Our guide left us to our own devices today, so we jumped on a train that had only been in operation 2 weeks. That means the officials have only been employed a short time and are anxious to do things by the book, or perhaps haven't even read the book yet.

Anyway, in the crush and the rush, four of us didn't validate our tickets in the machine. So we were taken off the train, short of our destination. Actually, the four were taken off the train and, at first oblivious to what was happening, the rest of us luckily managed to also get off before it started moving again. Passports were looked at and fines were levied despite our attempts to play the "dumb foreigner" card, something I have reasonable experience doing. Hopefully our guide can convince the powers that be to be sensible.


Yad Vashem

Two-and-a-half hours at the holocaust museum was not nearly enough. Perhaps I'll go back on one of my days once the team leaves.

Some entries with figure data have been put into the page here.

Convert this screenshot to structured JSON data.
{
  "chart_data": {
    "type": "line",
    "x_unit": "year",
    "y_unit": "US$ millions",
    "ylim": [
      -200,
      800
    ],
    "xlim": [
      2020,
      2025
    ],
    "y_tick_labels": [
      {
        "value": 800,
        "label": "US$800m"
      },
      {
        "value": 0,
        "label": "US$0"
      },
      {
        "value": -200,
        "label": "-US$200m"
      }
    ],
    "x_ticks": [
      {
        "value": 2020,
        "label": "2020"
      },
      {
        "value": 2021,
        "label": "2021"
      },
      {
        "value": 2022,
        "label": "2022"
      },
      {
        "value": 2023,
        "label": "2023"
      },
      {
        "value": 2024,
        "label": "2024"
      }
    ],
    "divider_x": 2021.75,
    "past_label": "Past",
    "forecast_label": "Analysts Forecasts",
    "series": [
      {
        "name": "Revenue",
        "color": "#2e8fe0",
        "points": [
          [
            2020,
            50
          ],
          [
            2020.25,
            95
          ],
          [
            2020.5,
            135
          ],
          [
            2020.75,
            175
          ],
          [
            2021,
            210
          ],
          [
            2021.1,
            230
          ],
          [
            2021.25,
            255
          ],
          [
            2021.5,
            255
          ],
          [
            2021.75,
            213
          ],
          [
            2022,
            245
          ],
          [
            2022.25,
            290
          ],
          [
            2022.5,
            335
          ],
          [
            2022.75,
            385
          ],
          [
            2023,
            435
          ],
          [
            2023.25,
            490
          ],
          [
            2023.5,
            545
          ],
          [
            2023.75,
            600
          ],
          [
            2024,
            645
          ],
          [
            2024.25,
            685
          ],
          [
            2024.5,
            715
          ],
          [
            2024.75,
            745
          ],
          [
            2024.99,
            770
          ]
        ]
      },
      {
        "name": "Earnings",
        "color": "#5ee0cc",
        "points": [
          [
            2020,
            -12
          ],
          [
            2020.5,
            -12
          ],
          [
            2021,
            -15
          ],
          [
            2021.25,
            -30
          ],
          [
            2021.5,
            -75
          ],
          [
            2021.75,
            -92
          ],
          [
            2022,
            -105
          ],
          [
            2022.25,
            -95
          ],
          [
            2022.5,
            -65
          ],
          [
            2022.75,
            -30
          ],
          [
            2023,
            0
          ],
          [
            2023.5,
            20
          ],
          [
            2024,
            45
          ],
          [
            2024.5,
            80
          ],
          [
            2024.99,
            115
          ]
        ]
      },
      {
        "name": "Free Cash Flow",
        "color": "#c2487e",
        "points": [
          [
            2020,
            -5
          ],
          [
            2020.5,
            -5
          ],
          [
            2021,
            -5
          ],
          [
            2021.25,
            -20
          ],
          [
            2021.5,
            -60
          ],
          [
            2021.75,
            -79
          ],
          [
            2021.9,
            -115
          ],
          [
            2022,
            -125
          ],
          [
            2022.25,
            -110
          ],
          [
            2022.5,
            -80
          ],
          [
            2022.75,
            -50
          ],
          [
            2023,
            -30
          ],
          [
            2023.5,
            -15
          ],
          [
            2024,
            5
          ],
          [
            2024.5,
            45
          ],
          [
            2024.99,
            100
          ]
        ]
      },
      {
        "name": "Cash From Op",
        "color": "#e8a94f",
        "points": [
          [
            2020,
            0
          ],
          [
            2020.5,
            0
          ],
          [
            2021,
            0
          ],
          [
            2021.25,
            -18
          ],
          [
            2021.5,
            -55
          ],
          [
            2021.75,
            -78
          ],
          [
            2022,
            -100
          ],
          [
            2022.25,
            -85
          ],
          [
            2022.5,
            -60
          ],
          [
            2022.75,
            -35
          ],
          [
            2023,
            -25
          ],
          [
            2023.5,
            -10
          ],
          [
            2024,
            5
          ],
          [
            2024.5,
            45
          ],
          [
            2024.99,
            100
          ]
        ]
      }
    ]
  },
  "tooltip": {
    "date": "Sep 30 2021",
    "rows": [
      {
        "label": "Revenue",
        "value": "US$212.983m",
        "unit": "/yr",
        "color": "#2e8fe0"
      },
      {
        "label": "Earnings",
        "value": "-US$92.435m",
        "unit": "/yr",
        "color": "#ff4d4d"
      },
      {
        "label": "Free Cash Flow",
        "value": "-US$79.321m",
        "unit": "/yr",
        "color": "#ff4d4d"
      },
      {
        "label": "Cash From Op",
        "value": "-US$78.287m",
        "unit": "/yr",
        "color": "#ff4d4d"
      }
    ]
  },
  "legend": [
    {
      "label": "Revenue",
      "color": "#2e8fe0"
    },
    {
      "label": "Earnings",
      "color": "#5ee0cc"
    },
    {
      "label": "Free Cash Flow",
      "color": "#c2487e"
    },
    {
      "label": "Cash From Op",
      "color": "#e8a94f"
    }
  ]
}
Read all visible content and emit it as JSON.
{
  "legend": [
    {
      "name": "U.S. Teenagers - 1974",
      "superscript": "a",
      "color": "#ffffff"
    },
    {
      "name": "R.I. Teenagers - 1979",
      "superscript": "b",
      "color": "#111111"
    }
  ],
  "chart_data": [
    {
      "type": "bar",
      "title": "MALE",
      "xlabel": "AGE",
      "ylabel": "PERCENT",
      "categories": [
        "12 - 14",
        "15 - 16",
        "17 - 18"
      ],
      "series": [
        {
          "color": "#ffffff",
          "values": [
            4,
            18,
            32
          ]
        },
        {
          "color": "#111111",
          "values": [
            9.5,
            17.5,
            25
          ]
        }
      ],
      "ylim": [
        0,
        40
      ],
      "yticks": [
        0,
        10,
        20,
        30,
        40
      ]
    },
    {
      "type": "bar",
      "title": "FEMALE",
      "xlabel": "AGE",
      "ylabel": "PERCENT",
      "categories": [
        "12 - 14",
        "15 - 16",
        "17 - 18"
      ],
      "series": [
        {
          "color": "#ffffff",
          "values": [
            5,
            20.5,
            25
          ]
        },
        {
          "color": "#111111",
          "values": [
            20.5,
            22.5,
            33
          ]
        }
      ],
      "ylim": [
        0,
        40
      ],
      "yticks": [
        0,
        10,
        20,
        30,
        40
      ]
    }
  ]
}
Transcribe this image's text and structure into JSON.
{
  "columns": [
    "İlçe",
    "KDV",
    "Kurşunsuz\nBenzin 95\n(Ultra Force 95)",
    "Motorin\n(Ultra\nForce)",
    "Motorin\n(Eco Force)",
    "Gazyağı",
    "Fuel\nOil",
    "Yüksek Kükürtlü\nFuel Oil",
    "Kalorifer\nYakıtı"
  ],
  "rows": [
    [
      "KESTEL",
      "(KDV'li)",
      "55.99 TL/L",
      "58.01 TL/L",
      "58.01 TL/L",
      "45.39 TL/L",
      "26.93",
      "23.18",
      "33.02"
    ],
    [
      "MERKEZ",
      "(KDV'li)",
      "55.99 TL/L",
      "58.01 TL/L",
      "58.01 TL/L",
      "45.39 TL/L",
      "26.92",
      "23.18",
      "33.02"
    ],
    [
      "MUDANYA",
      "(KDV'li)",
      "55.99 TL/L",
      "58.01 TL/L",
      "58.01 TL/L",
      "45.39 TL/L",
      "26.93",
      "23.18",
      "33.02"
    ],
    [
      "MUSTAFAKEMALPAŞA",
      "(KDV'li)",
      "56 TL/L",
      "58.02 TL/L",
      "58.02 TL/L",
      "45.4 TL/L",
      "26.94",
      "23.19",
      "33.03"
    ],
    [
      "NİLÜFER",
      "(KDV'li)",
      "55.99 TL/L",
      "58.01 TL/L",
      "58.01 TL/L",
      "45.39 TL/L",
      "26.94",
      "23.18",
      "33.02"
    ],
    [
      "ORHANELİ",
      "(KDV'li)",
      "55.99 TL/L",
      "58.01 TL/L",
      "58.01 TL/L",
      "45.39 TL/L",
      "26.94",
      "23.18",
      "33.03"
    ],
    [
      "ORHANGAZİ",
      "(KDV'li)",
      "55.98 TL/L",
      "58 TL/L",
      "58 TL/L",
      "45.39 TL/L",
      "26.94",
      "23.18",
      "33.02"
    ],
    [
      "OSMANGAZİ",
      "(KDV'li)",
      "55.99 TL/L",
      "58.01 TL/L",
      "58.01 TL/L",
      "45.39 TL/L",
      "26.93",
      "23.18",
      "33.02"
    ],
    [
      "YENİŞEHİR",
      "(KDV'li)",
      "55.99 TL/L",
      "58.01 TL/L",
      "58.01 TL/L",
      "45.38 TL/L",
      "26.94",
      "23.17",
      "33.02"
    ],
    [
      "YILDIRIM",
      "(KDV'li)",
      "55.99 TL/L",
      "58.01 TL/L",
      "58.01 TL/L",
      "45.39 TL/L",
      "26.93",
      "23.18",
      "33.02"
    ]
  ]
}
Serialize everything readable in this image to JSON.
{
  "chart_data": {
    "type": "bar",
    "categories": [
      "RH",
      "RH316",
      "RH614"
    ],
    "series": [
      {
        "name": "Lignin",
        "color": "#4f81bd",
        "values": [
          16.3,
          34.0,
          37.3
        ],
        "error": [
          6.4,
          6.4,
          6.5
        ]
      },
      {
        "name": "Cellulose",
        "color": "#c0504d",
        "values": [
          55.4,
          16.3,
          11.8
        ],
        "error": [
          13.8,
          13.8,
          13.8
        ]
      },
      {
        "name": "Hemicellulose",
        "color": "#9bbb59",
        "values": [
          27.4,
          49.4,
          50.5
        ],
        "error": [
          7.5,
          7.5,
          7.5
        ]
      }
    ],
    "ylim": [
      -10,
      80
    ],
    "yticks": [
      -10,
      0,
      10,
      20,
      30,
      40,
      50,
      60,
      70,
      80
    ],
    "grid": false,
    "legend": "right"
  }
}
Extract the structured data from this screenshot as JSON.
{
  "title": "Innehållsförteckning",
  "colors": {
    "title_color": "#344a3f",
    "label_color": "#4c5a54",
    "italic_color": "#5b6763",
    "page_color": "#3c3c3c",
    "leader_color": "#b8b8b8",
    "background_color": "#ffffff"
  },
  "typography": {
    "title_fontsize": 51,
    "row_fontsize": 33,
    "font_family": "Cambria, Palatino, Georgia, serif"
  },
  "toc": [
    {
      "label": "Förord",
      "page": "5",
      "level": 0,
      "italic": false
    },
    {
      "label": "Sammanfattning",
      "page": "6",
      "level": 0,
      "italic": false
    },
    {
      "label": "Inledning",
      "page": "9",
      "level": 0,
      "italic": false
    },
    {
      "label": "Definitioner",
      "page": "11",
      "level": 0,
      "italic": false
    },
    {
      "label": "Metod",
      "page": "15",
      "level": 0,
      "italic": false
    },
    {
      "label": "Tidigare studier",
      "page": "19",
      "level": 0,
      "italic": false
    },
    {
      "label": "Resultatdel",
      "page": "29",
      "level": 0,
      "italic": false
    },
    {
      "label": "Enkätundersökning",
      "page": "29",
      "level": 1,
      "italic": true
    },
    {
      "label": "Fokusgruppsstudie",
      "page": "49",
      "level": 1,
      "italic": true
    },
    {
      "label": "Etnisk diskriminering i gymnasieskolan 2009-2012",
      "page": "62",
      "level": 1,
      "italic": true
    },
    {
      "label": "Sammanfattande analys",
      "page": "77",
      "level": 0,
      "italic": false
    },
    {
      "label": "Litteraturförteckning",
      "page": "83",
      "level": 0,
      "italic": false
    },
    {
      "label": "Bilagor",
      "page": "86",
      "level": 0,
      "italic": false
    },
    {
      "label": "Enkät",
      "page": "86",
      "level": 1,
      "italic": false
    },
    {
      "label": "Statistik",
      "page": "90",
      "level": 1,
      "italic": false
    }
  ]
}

The horror of the slaughter of six million men, women and children can never be adequately communicated. But the museum does a superb job, even so.

We all came out very sober.



Sunday, March 18, 2012

Qumran

Cindy and Barb in front of the famous cave where the first Dead Sea Scroll was found: inside the clay jar was the Isaiah scroll. It was the oldest scroll by 1000 years.


Live! From the Dead Sea



Live Lakeview Babes at the Dead Sea


Down the Snake Path

Five of us snuck away, like Jewish zealots, and descended this ancient, famous path to the Roman army camp remains below.




Masada Contd

On top of Herod's mountain fortress.



Masada

The oldest synagogue in the world.


Off to the Dead Sea

Mike and I are the first ones on the bus. Obsessive-compulsive? No, we just want to sit in the front today.

The bus doors are open and it's freezing. Been 40 to 50 degrees colder than in Stoughton. Our guide says he can't remember when it was so cold.

We're headed to the lowest point on earth, so it should be a bit warmer.